Although most people are aware of the 6 Nazi Death Camps – Auschwitz, Belzec, Chelmno, Majdanek, Sobibor, and Treblinka – meant specifically for mass, factory-like killing, not as many people are aware of the extent of the Nazi ghetto and camp system which funnelled victims into the death camps.
Even scholars are taken aback by the newest numbers. Researchers at the Holocaust Memorial Museum, in Washington, D.C., have over the past decade been cataloging and counting both ghettos and camps. The numbers, presented in late January at an academic conference, are staggering: 42,500. The locations existed where the Nazis did, from Germany itself, to occupied Poland, France, and Russia. The map above shows the Nazi camps.

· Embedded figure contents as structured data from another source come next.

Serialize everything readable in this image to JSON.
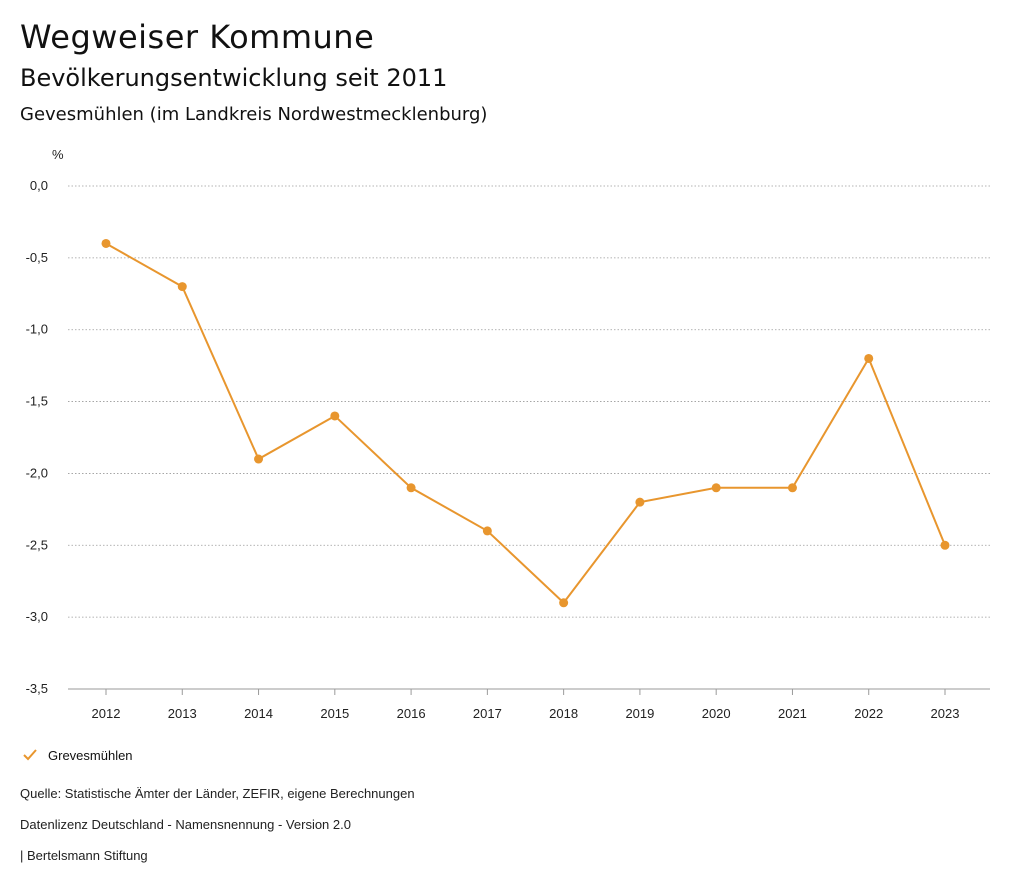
{
  "header": {
    "title": "Wegweiser Kommune",
    "subtitle": "Bevölkerungsentwicklung seit 2011",
    "region": "Gevesmühlen (im Landkreis Nordwestmecklenburg)"
  },
  "chart_data": {
    "type": "line",
    "ylabel": "%",
    "x": [
      "2012",
      "2013",
      "2014",
      "2015",
      "2016",
      "2017",
      "2018",
      "2019",
      "2020",
      "2021",
      "2022",
      "2023"
    ],
    "series": [
      {
        "name": "Grevesmühlen",
        "color": "#e8962e",
        "values": [
          -0.4,
          -0.7,
          -1.9,
          -1.6,
          -2.1,
          -2.4,
          -2.9,
          -2.2,
          -2.1,
          -2.1,
          -1.2,
          -2.5
        ]
      }
    ],
    "ylim": [
      -3.5,
      0.0
    ],
    "yticks": [
      0.0,
      -0.5,
      -1.0,
      -1.5,
      -2.0,
      -2.5,
      -3.0,
      -3.5
    ],
    "ytick_labels": [
      "0,0",
      "-0,5",
      "-1,0",
      "-1,5",
      "-2,0",
      "-2,5",
      "-3,0",
      "-3,5"
    ],
    "grid": true,
    "legend_position": "bottom-left"
  },
  "legend": {
    "label": "Grevesmühlen",
    "icon": "check-mark-icon"
  },
  "footer": {
    "source": "Quelle: Statistische Ämter der Länder, ZEFIR, eigene Berechnungen",
    "license": "Datenlizenz Deutschland - Namensnennung - Version 2.0",
    "publisher": "| Bertelsmann Stiftung"
  }
}
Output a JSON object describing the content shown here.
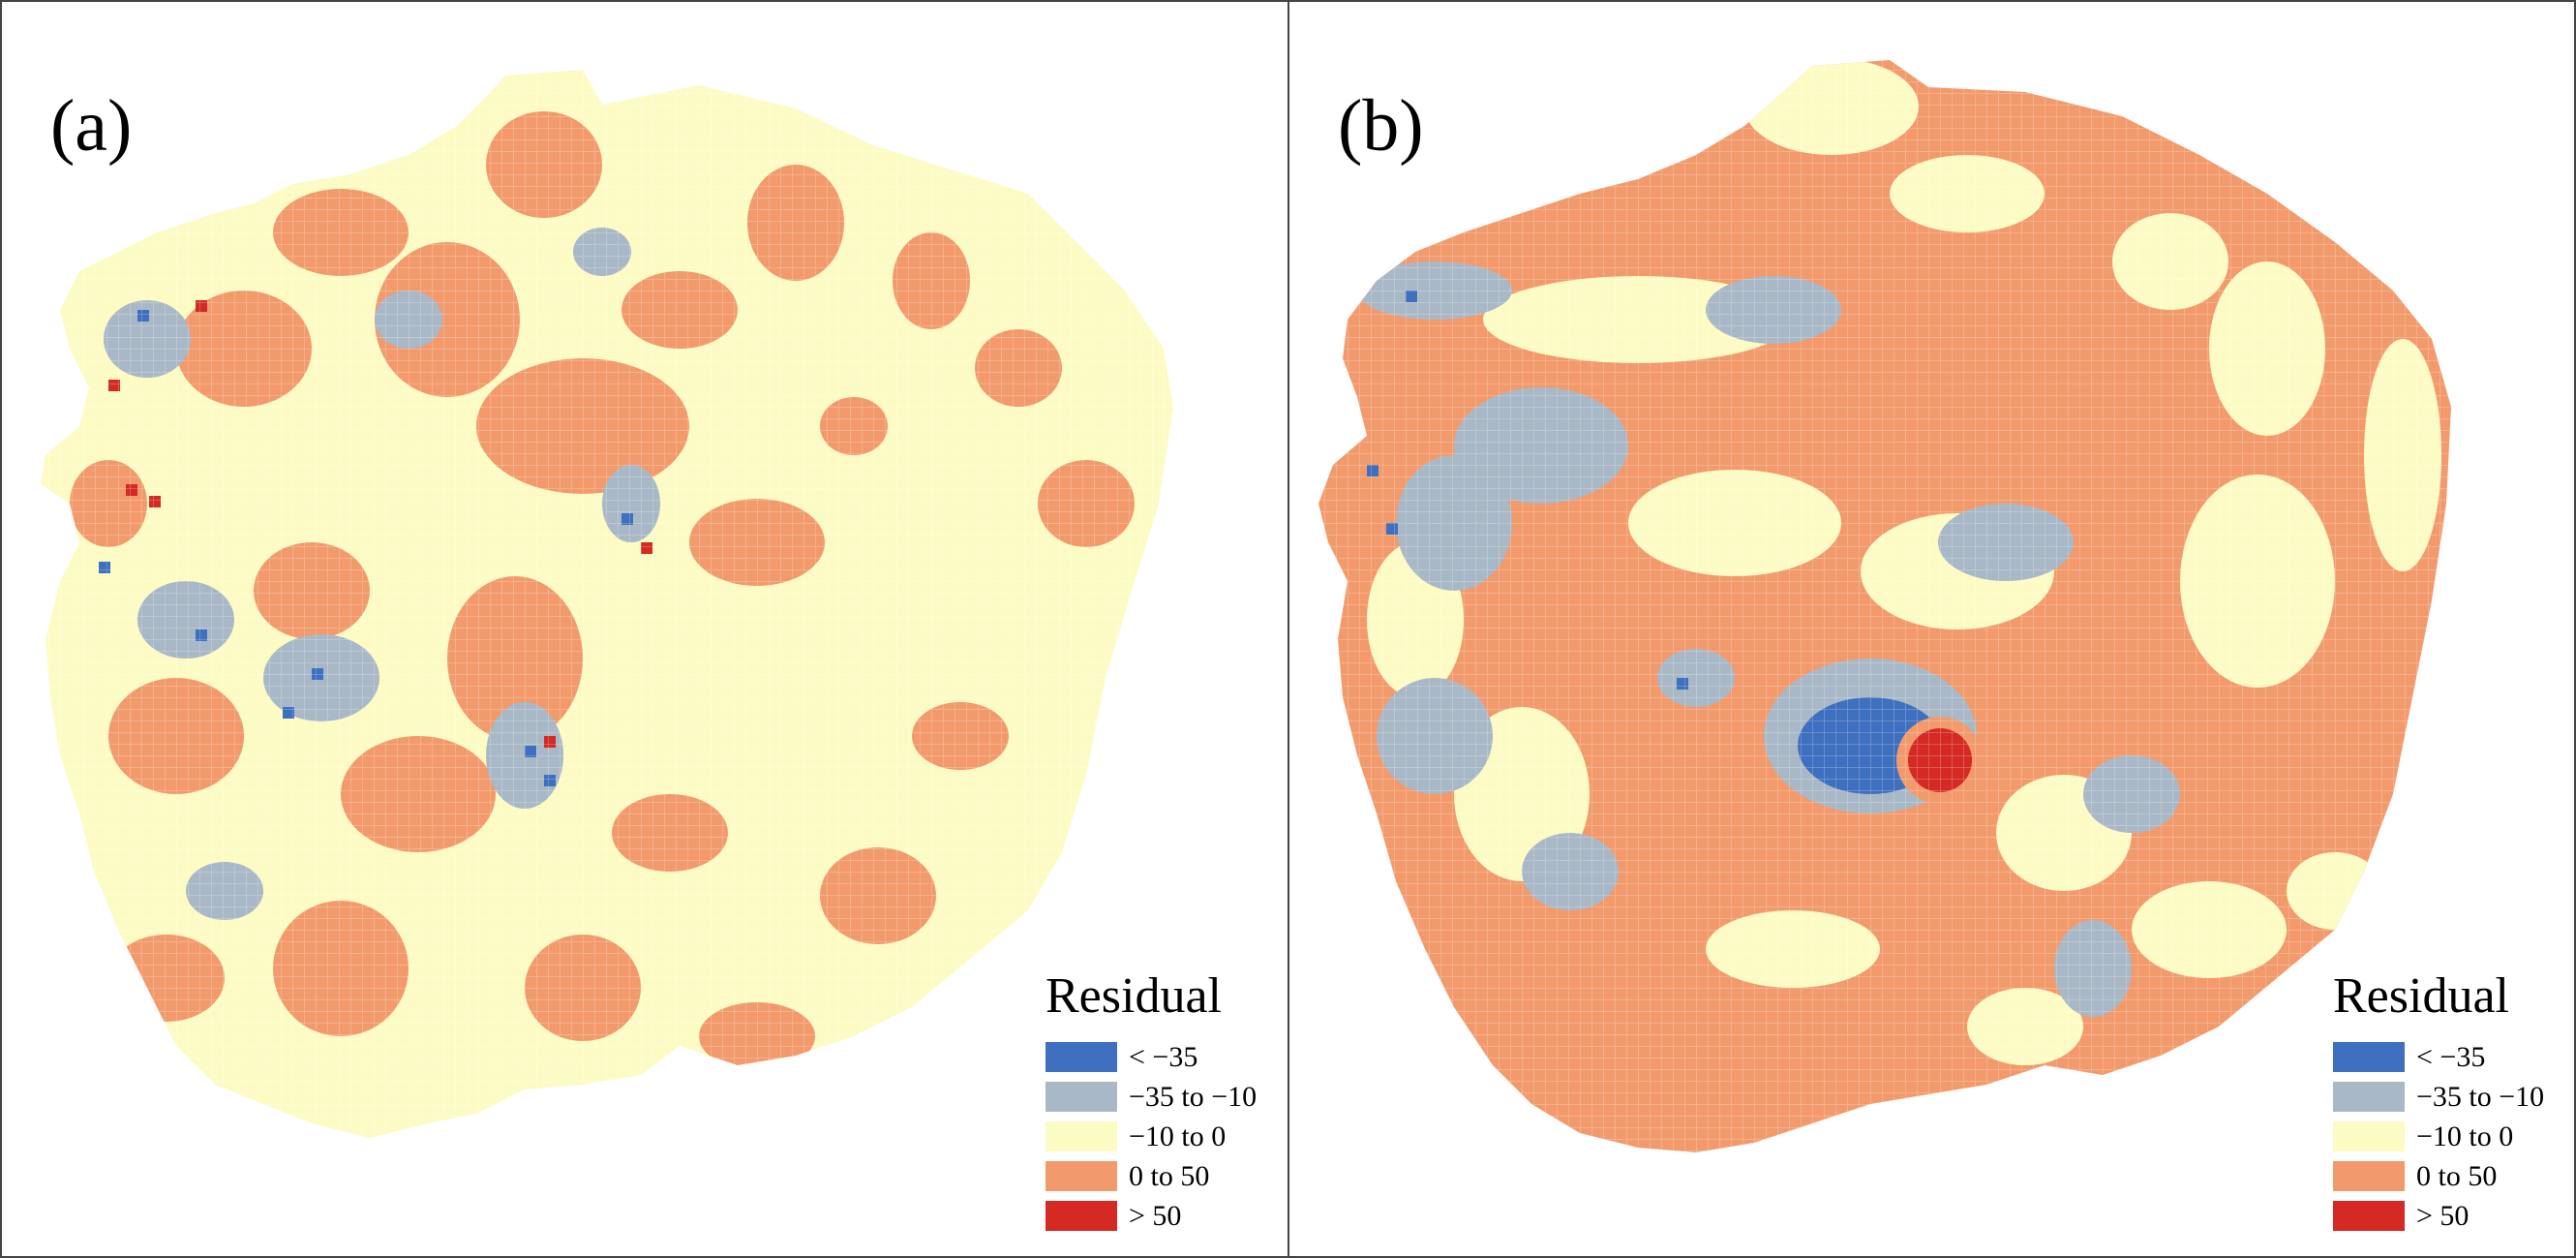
{
  "panels": [
    {
      "label": "(a)"
    },
    {
      "label": "(b)"
    }
  ],
  "legend": {
    "title": "Residual",
    "items": [
      {
        "label": "< −35",
        "color": "#3f6fbf"
      },
      {
        "label": "−35 to −10",
        "color": "#a9b8c6"
      },
      {
        "label": "−10 to 0",
        "color": "#fdfbc4"
      },
      {
        "label": "0 to 50",
        "color": "#f29a6c"
      },
      {
        "label": "> 50",
        "color": "#d42a23"
      }
    ]
  }
}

The map below shows Nazi ghettos – areas in cities and towns in which the Jews (and other cultures or groups the Nazis included) were forced to live, with scant access to the necessities of life. (Imagine being locked into an area the size of a city block, with no access to food, with thousands of other people and you start to get the idea). The most famous is the Warsaw ghetto in Poland. The map can’t help but leave one aghast at the sheer number; the amount of planning that was involved in the Holocaust is what strikes me. I’m constantly upset whenever people think it was only Hitler that caused the Holocaust; but a system this large and with this much organization shows just how many people knew and were involved.
My source for the research and maps was the New York Times article, ‘The Holocaust Just Got More Shocking’ by Eric Lichtblau, published online March 1st, 2013.